Adults can contextualize it and may want more information, because information is helpful for the adult mind. But for a little child, too much information without an understanding of that information produces more anxiety, so we’d want to shield the child from a lot of that.
What if my child asks, “Why did this happen?”
In response to an older child, we might say that we don’t always know why people do things, other than the person was angry and felt that he wanted to punish other people for all the bad things that have happened in his own life.
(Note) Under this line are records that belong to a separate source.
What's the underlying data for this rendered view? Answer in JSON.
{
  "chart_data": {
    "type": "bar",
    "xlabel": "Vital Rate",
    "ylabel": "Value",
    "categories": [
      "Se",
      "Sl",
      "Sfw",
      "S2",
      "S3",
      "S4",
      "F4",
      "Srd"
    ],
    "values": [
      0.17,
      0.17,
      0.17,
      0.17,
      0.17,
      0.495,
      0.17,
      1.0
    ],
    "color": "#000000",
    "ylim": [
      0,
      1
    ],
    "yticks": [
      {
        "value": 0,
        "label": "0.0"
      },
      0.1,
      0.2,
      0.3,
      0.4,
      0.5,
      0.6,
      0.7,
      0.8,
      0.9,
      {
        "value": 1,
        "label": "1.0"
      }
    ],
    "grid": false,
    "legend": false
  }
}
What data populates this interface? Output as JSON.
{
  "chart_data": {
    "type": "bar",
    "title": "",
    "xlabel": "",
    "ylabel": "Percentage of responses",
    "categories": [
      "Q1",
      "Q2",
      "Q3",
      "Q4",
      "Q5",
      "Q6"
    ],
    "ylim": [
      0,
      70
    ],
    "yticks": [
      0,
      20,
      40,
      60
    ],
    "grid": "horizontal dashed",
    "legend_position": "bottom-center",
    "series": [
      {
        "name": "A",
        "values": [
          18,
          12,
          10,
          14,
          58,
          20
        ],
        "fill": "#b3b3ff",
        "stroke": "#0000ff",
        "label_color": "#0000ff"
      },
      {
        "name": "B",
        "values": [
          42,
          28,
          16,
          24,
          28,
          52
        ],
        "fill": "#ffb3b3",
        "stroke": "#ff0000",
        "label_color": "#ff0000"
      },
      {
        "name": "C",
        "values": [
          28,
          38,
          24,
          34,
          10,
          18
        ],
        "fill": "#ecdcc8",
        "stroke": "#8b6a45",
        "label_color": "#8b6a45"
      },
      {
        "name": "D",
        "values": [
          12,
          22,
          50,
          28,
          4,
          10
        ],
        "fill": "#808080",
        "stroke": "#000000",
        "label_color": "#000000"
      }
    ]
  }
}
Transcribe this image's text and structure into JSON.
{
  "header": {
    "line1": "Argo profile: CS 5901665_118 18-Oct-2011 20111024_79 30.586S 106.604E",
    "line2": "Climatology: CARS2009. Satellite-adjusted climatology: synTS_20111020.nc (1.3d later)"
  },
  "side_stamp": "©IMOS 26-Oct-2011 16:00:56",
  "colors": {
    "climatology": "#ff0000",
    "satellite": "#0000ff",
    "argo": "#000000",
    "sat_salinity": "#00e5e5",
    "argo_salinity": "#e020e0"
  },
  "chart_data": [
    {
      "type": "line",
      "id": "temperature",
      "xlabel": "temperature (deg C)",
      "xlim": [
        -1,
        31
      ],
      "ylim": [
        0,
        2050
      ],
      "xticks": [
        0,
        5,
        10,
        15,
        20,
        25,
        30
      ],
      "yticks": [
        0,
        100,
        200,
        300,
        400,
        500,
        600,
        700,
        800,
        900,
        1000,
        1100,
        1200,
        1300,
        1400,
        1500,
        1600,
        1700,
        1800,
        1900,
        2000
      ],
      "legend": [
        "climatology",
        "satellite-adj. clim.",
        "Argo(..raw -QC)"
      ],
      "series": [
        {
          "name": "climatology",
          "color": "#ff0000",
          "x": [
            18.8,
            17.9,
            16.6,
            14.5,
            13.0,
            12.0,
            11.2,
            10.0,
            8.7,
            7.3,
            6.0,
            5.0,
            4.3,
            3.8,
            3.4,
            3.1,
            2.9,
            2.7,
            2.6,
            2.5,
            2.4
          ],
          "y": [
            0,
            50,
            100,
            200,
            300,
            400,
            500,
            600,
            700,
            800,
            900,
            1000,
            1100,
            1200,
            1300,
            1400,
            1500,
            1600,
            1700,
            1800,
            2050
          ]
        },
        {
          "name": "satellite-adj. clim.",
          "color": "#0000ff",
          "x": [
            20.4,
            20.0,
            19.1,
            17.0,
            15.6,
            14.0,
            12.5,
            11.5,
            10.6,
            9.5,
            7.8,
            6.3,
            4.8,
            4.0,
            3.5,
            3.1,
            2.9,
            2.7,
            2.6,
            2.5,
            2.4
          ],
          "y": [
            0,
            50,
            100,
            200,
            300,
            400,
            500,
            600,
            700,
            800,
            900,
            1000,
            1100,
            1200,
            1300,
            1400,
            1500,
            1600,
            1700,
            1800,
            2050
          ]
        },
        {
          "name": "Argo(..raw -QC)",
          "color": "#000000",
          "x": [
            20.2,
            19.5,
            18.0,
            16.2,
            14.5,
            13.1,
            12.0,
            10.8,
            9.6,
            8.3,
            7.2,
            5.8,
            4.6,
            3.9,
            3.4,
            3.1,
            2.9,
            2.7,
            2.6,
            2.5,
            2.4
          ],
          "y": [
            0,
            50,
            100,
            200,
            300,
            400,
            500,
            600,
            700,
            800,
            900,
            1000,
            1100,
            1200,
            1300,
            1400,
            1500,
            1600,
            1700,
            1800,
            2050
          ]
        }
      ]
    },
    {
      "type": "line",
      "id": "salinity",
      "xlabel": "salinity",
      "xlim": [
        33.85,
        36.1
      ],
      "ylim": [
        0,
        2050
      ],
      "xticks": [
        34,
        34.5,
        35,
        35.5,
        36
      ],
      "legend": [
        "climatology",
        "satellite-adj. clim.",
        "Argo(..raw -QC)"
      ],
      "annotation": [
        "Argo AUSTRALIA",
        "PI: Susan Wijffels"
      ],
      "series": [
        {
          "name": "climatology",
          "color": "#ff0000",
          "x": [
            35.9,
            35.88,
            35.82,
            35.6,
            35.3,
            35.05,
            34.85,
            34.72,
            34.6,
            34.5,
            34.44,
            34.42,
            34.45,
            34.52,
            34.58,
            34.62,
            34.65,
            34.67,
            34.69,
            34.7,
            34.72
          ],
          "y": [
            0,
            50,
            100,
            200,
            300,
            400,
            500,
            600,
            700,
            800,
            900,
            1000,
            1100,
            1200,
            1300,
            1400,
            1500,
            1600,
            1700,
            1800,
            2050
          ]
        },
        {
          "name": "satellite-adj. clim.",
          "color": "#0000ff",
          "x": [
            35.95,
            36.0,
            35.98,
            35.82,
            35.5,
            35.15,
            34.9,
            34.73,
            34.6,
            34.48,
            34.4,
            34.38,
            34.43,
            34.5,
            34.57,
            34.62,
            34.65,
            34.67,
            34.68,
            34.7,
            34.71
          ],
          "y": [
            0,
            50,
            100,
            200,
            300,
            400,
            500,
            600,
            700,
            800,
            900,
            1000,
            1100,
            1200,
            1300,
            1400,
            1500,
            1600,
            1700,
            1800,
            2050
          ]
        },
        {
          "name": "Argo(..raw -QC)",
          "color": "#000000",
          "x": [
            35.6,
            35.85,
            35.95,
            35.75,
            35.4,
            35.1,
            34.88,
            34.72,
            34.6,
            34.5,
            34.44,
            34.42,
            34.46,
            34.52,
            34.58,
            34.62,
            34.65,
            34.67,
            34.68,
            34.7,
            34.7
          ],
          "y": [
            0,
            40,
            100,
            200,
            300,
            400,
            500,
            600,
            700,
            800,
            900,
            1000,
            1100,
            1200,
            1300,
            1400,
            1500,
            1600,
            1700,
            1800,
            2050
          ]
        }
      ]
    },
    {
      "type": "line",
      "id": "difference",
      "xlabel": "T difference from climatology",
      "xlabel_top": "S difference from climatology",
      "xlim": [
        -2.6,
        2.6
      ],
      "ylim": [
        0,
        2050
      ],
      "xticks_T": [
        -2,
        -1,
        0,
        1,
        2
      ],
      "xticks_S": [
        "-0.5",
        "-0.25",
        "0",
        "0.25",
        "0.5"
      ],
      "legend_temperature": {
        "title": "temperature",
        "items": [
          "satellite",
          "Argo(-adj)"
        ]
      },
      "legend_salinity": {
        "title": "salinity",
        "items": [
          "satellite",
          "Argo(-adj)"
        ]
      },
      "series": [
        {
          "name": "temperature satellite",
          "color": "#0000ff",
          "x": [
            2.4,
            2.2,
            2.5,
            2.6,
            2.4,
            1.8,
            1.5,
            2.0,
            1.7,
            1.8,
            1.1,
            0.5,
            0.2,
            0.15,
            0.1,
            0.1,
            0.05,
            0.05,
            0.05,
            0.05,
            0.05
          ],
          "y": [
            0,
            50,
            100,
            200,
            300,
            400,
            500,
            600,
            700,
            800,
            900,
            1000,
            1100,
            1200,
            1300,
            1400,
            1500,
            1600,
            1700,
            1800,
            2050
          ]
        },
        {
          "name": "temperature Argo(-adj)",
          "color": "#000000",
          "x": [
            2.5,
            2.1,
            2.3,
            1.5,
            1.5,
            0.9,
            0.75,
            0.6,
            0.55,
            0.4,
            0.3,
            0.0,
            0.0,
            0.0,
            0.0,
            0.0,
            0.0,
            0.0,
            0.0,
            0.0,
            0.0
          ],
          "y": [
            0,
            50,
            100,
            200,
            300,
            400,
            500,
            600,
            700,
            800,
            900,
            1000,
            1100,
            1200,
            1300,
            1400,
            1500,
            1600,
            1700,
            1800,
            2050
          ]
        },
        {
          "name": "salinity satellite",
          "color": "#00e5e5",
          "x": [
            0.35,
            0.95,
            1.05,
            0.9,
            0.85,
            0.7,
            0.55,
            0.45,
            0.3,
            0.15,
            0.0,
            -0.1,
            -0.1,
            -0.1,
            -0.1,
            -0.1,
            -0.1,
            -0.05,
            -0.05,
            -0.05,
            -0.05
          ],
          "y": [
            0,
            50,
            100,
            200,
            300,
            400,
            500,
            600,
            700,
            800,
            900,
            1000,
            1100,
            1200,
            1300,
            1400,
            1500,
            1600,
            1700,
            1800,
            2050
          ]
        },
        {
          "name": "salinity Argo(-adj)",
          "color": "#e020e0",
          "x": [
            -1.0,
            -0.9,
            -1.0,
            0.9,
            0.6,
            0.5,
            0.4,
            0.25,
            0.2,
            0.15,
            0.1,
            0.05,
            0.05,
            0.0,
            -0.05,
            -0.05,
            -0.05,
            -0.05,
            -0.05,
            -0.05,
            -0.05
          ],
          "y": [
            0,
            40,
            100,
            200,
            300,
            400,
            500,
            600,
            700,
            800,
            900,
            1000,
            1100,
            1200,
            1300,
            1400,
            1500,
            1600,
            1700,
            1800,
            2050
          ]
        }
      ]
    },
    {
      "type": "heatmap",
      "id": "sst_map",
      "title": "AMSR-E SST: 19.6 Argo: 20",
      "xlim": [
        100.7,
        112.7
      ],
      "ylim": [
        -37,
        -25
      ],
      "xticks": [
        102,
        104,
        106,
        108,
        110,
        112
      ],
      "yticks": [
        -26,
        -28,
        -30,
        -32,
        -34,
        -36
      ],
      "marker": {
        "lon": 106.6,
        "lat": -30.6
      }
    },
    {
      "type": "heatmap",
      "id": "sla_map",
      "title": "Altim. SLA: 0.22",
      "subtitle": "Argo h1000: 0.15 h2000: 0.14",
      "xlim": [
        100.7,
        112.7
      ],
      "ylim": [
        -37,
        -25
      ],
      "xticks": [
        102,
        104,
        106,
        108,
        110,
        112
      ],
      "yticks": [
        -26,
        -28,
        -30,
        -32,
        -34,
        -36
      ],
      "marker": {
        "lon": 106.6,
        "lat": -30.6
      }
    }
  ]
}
For younger kids, we might explain they’re just a bad person who’s angry at other people. Then explain to the child that’s why we don’t allow weapons at school, and parents and teachers are careful about who visits the school, and that’s why we, as their Mom or Dad, make sure they’re safe.
What are some signs to watch for if my child is having anxiety about this?
Anxiety is one of those things that’s very internalized, so some kids may not look or behave differently, but they may still have worries.
Look for changes in appetite. Changes in routine. Things they normally would have enjoyed, they’re not doing. They might be more clingy with parents. Potentially nightmares. Tummy aches, headaches. Younger children may have regressive behavior, such as more crying, being irritable, or wetting the bed.
For the older child, parents should ask general questions that allow the child to express their concerns. Ask, “What do you think about that? How are you feeling?”
If they’re feeling scared, allow the child to supply that.
If child is having nightmares about this, or the child is obsessed about this and keeps talking about it, or looks very anxious, that’s the time to consider talking to the school counselor. If a parent is concerned, talk to the teacher or principal and share those concerns, because they are very aware of these things. The teacher can offer reassurance for the child.
How can I reassure my child?
A parent has to be balanced about it, and don’t traumatize the child by your own conversations. They’re going to look to the parent for their sense of security. Kids will take their cue from their parent, so if the parent is calm, confident and reassuring, then the child will be reassured.
But if a parent is anxious and frightening the child, the child isn’t going to be reassured at all.
That’s where one’s presentation in how they present themselves communicates much more loudly than their words.
Parents should keep their children in school and not take them out of school. The reality is this type of tragedy is a low frequency event. It doesn't happen often at all. The number of dead makes it a high-interest event but a child is far more at risk riding in a car than being in school.